Inquiétudes après de nouvelles règles d'entrée en Cisjordanie par Israël

La ville de Jéricho en Cisjordanie. (Photo, AFP)
  • Publiée en février, la nouvelle procédure d'entrée en Cisjordanie --territoire palestinien occupé depuis 1967 par Israël-- vise les étrangers souhaitant y résider, travailler, faire du bénévolat ou étudier
  • Un étranger voulant aller en Cisjordanie ne pourra plus obtenir un visa à l'arrivée

RAMALLAH: Ces derniers mois à Ramallah, l'avocat palestinien Rassem Kamal a vu nombre d'étrangers défiler dans son cabinet, très inquiets de nouvelles règles édictées par Israël, qui doivent entrer en vigueur lundi, pour restreindre l'entrée et le séjour en Cisjordanie occupée. 

Publiée en février, la nouvelle procédure d'entrée en Cisjordanie --territoire palestinien occupé depuis 1967 par Israël-- vise les étrangers souhaitant y résider, travailler, faire du bénévolat ou étudier. Elle pourrait notamment affecter de nombreux étudiants Erasmus+. 

Cette procédure a déjà été reportée à deux reprises car contestée devant la Cour suprême israélienne par 19 plaignants. Parmi eux, l'organisation israélienne des droits humains Hamoked qui la juge "extrêmement restrictive" et dénonce des "critères intrusifs et superflus". 

Un étranger voulant aller en Cisjordanie ne pourra plus obtenir un visa à l'arrivée.

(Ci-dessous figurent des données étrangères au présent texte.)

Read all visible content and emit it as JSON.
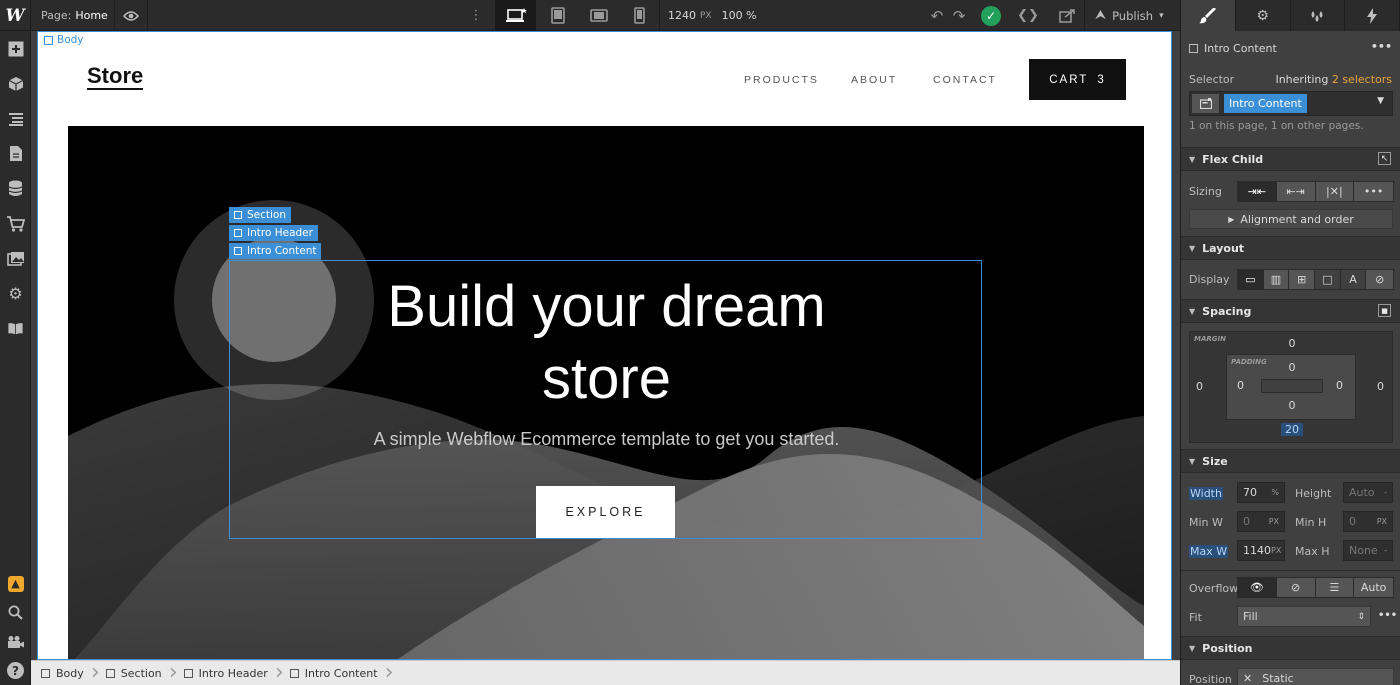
{
  "topbar": {
    "logo": "W",
    "page_label": "Page:",
    "page_name": "Home",
    "canvas_width": "1240",
    "canvas_unit": "PX",
    "zoom": "100 %",
    "publish_label": "Publish"
  },
  "canvas": {
    "body_label": "Body",
    "brand": "Store",
    "nav": [
      "PRODUCTS",
      "ABOUT",
      "CONTACT"
    ],
    "cart_label": "CART",
    "cart_count": "3",
    "selection_tags": [
      "Section",
      "Intro Header",
      "Intro Content"
    ],
    "heading_line1": "Build your dream",
    "heading_line2": "store",
    "subheading": "A simple Webflow Ecommerce template to get you started.",
    "cta": "EXPLORE"
  },
  "breadcrumbs": [
    "Body",
    "Section",
    "Intro Header",
    "Intro Content"
  ],
  "panel": {
    "element_name": "Intro Content",
    "selector_label": "Selector",
    "inheriting_label": "Inheriting",
    "inheriting_count": "2 selectors",
    "selector_chip": "Intro Content",
    "usage_text": "1 on this page, 1 on other pages.",
    "flex_child_title": "Flex Child",
    "sizing_label": "Sizing",
    "alignment_label": "Alignment and order",
    "layout_title": "Layout",
    "display_label": "Display",
    "spacing_title": "Spacing",
    "margin_label": "MARGIN",
    "padding_label": "PADDING",
    "margin": {
      "top": "0",
      "right": "0",
      "bottom": "20",
      "left": "0"
    },
    "padding": {
      "top": "0",
      "right": "0",
      "bottom": "0",
      "left": "0"
    },
    "size_title": "Size",
    "width_label": "Width",
    "width_value": "70",
    "width_unit": "%",
    "height_label": "Height",
    "height_value": "Auto",
    "minw_label": "Min W",
    "minw_value": "0",
    "minh_label": "Min H",
    "minh_value": "0",
    "maxw_label": "Max W",
    "maxw_value": "1140",
    "maxh_label": "Max H",
    "maxh_value": "None",
    "px_unit": "PX",
    "dash": "-",
    "overflow_label": "Overflow",
    "overflow_auto": "Auto",
    "fit_label": "Fit",
    "fit_value": "Fill",
    "position_title": "Position",
    "position_label": "Position",
    "position_value": "Static"
  },
  "colors": {
    "accent": "#3b8fd6",
    "success": "#23a05b",
    "warning": "#f0a82c",
    "orange_link": "#e8a33c"
  }
}
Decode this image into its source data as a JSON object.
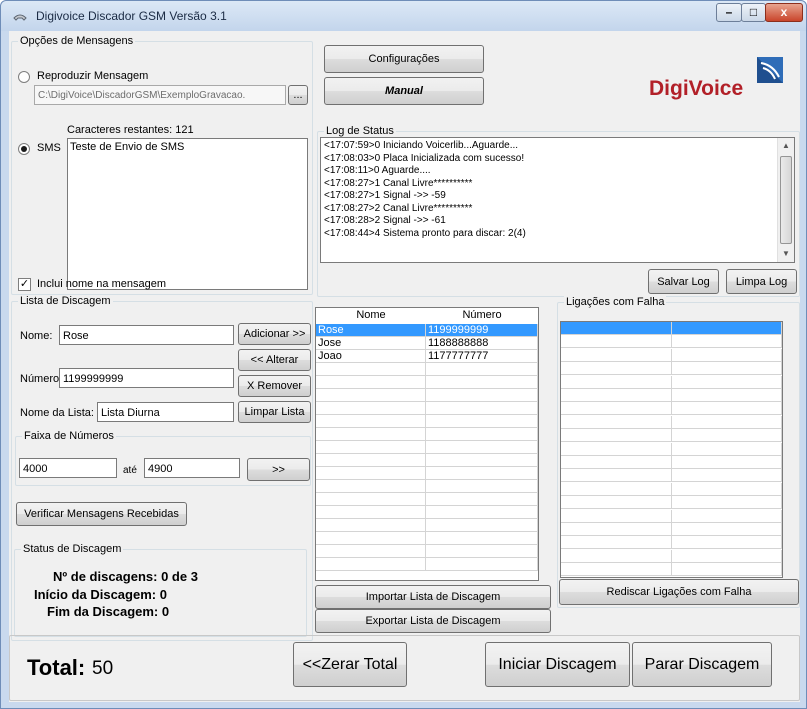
{
  "window": {
    "title": "Digivoice Discador GSM Versão 3.1",
    "minimize_glyph": "–",
    "maximize_glyph": "□",
    "close_glyph": "x"
  },
  "messages": {
    "group_label": "Opções de Mensagens",
    "play_message_label": "Reproduzir Mensagem",
    "file_path": "C:\\DigiVoice\\DiscadorGSM\\ExemploGravacao.",
    "browse_label": "...",
    "remaining_chars": "Caracteres restantes: 121",
    "sms_label": "SMS",
    "sms_text": "Teste de Envio de SMS",
    "include_name_label": "Inclui nome na mensagem",
    "check_mark": "✓"
  },
  "toolbar": {
    "config_label": "Configurações",
    "manual_label": "Manual"
  },
  "logo": {
    "text": "DigiVoice",
    "brand_color": "#b22028"
  },
  "log": {
    "group_label": "Log de Status",
    "lines": [
      "<17:07:59>0 Iniciando Voicerlib...Aguarde...",
      "<17:08:03>0 Placa Inicializada com sucesso!",
      "<17:08:11>0 Aguarde....",
      "<17:08:27>1 Canal Livre**********",
      "<17:08:27>1 Signal ->> -59",
      "<17:08:27>2 Canal Livre**********",
      "<17:08:28>2 Signal ->> -61",
      "<17:08:44>4 Sistema pronto para discar: 2(4)"
    ],
    "save_label": "Salvar Log",
    "clear_label": "Limpa Log"
  },
  "dial_list": {
    "group_label": "Lista de Discagem",
    "name_label": "Nome:",
    "name_value": "Rose",
    "number_label": "Número:",
    "number_value": "1199999999",
    "list_name_label": "Nome da Lista:",
    "list_name_value": "Lista Diurna",
    "add_label": "Adicionar >>",
    "edit_label": "<< Alterar",
    "remove_label": "X Remover",
    "clear_label": "Limpar Lista",
    "range_label": "Faixa de Números",
    "range_from": "4000",
    "range_to_label": "até",
    "range_to": "4900",
    "range_go_label": ">>",
    "check_messages_label": "Verificar Mensagens Recebidas"
  },
  "contacts": {
    "headers": [
      "Nome",
      "Número"
    ],
    "rows": [
      [
        "Rose",
        "1199999999"
      ],
      [
        "Jose",
        "1188888888"
      ],
      [
        "Joao",
        "1177777777"
      ]
    ],
    "import_label": "Importar Lista de Discagem",
    "export_label": "Exportar Lista de Discagem"
  },
  "failures": {
    "group_label": "Ligações com Falha",
    "redial_label": "Rediscar Ligações com Falha"
  },
  "status": {
    "group_label": "Status de Discagem",
    "count_label": "Nº de discagens:",
    "count_value": "0 de 3",
    "start_label": "Início da Discagem:",
    "start_value": "0",
    "end_label": "Fim da Discagem:",
    "end_value": "0"
  },
  "footer": {
    "total_label": "Total:",
    "total_value": "50",
    "reset_label": "<<Zerar Total",
    "start_label": "Iniciar Discagem",
    "stop_label": "Parar Discagem"
  }
}
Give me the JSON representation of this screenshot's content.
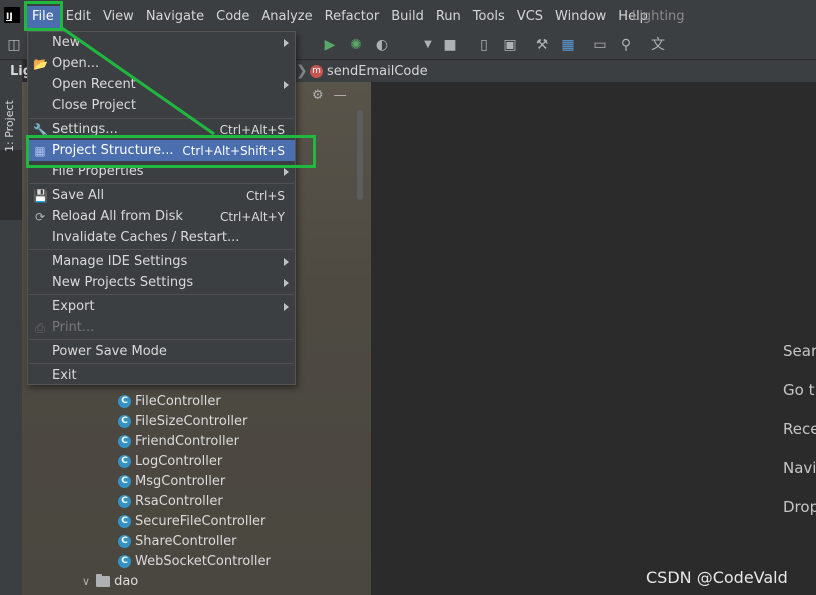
{
  "menubar": {
    "items": [
      "File",
      "Edit",
      "View",
      "Navigate",
      "Code",
      "Analyze",
      "Refactor",
      "Build",
      "Run",
      "Tools",
      "VCS",
      "Window",
      "Help"
    ],
    "project_name": "Lighting"
  },
  "toolbar": {
    "icons": [
      "folder-icon",
      "run-icon",
      "debug-icon",
      "coverage-icon",
      "dropdown-icon",
      "stop-icon",
      "device-icon",
      "sdk-icon",
      "settings-icon",
      "structure-icon",
      "layout-icon",
      "search-icon",
      "translate-icon"
    ]
  },
  "breadcrumb": {
    "method": "sendEmailCode",
    "method_badge": "m"
  },
  "tool_window": {
    "stripe_label": "1: Project",
    "header": "Lig"
  },
  "file_menu": {
    "items": [
      {
        "label": "New",
        "shortcut": "",
        "submenu": true,
        "icon": ""
      },
      {
        "label": "Open...",
        "shortcut": "",
        "submenu": false,
        "icon": "folder-open-icon"
      },
      {
        "label": "Open Recent",
        "shortcut": "",
        "submenu": true,
        "icon": ""
      },
      {
        "label": "Close Project",
        "shortcut": "",
        "submenu": false,
        "icon": ""
      },
      {
        "label": "Settings...",
        "shortcut": "Ctrl+Alt+S",
        "submenu": false,
        "icon": "wrench-icon"
      },
      {
        "label": "Project Structure...",
        "shortcut": "Ctrl+Alt+Shift+S",
        "submenu": false,
        "icon": "project-structure-icon",
        "selected": true
      },
      {
        "label": "File Properties",
        "shortcut": "",
        "submenu": true,
        "icon": ""
      },
      {
        "label": "Save All",
        "shortcut": "Ctrl+S",
        "submenu": false,
        "icon": "save-icon"
      },
      {
        "label": "Reload All from Disk",
        "shortcut": "Ctrl+Alt+Y",
        "submenu": false,
        "icon": "reload-icon"
      },
      {
        "label": "Invalidate Caches / Restart...",
        "shortcut": "",
        "submenu": false,
        "icon": ""
      },
      {
        "label": "Manage IDE Settings",
        "shortcut": "",
        "submenu": true,
        "icon": ""
      },
      {
        "label": "New Projects Settings",
        "shortcut": "",
        "submenu": true,
        "icon": ""
      },
      {
        "label": "Export",
        "shortcut": "",
        "submenu": true,
        "icon": ""
      },
      {
        "label": "Print...",
        "shortcut": "",
        "submenu": false,
        "icon": "print-icon",
        "disabled": true
      },
      {
        "label": "Power Save Mode",
        "shortcut": "",
        "submenu": false,
        "icon": ""
      },
      {
        "label": "Exit",
        "shortcut": "",
        "submenu": false,
        "icon": ""
      }
    ]
  },
  "project_tree": {
    "classes": [
      "FileController",
      "FileSizeController",
      "FriendController",
      "LogController",
      "MsgController",
      "RsaController",
      "SecureFileController",
      "ShareController",
      "WebSocketController"
    ],
    "class_badge": "C",
    "folder": "dao"
  },
  "editor_hints": [
    "Sear",
    "Go t",
    "Rece",
    "Navi",
    "Drop"
  ],
  "watermark": "CSDN @CodeVald",
  "colors": {
    "menu_bg": "#3c3f41",
    "selection": "#4b6eaf",
    "annotation": "#1fb93f",
    "class_icon": "#3592c4"
  }
}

Il devra le demander 45 jours avant, spécifier s'il a de la famille de premier degré en Cisjordanie et indiquer s'il est propriétaire de terres ou s'il doit en hériter. 

Et sauf exception, il ne pourra plus arriver via l'aéroport de Tel-Aviv mais seulement emprunter le point de passage entre la Jordanie et la Cisjordanie, contrôlé par Israël. 

La nouvelle procédure de 97 pages demande dans certains cas de déposer une caution pouvant s'élever à 70 000 shekels (20 000 euros) et oblige, entre deux visas, à une pause de plusieurs mois en dehors du territoire. 

Les étrangers faisant affaire en Cisjordanie "se sont précipités" chez Rassem Kamal pour réaliser des procurations en faveur de proches palestiniens dès que la procédure a été connue. 

"Ils savent que lorsque les règles vont être appliquées, leur venue va être restreinte", explique-t-il. 

« Plus efficace »  

D'après les nouvelles mesures, "les extensions de visa sont très restrictives. Dans la plupart des cas, une personne doit partir et parfois rester à l'étranger pendant un an avant de pouvoir demander un nouveau visa", explique Hamoked. 

Cela aura un impact direct sur les conjoints étrangers de Palestiniens qui devront partir à l'expiration de leur visa, privant "des milliers de familles palestiniennes du droit de vivre ensemble sans interruption et de vivre une vie de famille normale", dénonce l'association israélienne, notant que les demandes de visa peuvent être refusées sans justification. 

"Ces mesures draconiennes auront également un grave impact sur le travail humanitaire", soutient le docteur canadien Benjamin Thomson, directeur du projet "Keys of health" qui fait partie des plaignants ayant saisi la justice. 

"Les nouvelles règles empêcheront beaucoup de professionnels de santé d'entrer en Cisjordanie", affirme-t-il, dénonçant l'"incertitude" quant à l'octroi et au renouvellement de visas pour son organisation formant des médecins palestiniens. 

Sollicité par l'AFP, le Cogat, organe du ministère israélien de la Défense supervisant les activités civiles dans les Territoires palestiniens, a expliqué que ses mesures doivent permettre de gérer les demandes de visa "de façon plus efficace et plus adaptée aux conditions changeantes du moment". 

Il s'est félicité de ce que les règles d'entrée pour les professeurs, étudiants et autres résidents soient "pour la première fois" clairement énoncées et a indiqué que la procédure devait être testée pendant deux ans. 

Erasmus+ menacé 

La nouvelle politique a été critiquée jusqu'à Bruxelles, en raison des quotas imposés sur les professeurs d'universités (150 par an) et les étudiants étrangers (100) se rendant dans des universités palestiniennes. En 2020, 366 étudiants et professeurs européens ont été dans ces établissements. 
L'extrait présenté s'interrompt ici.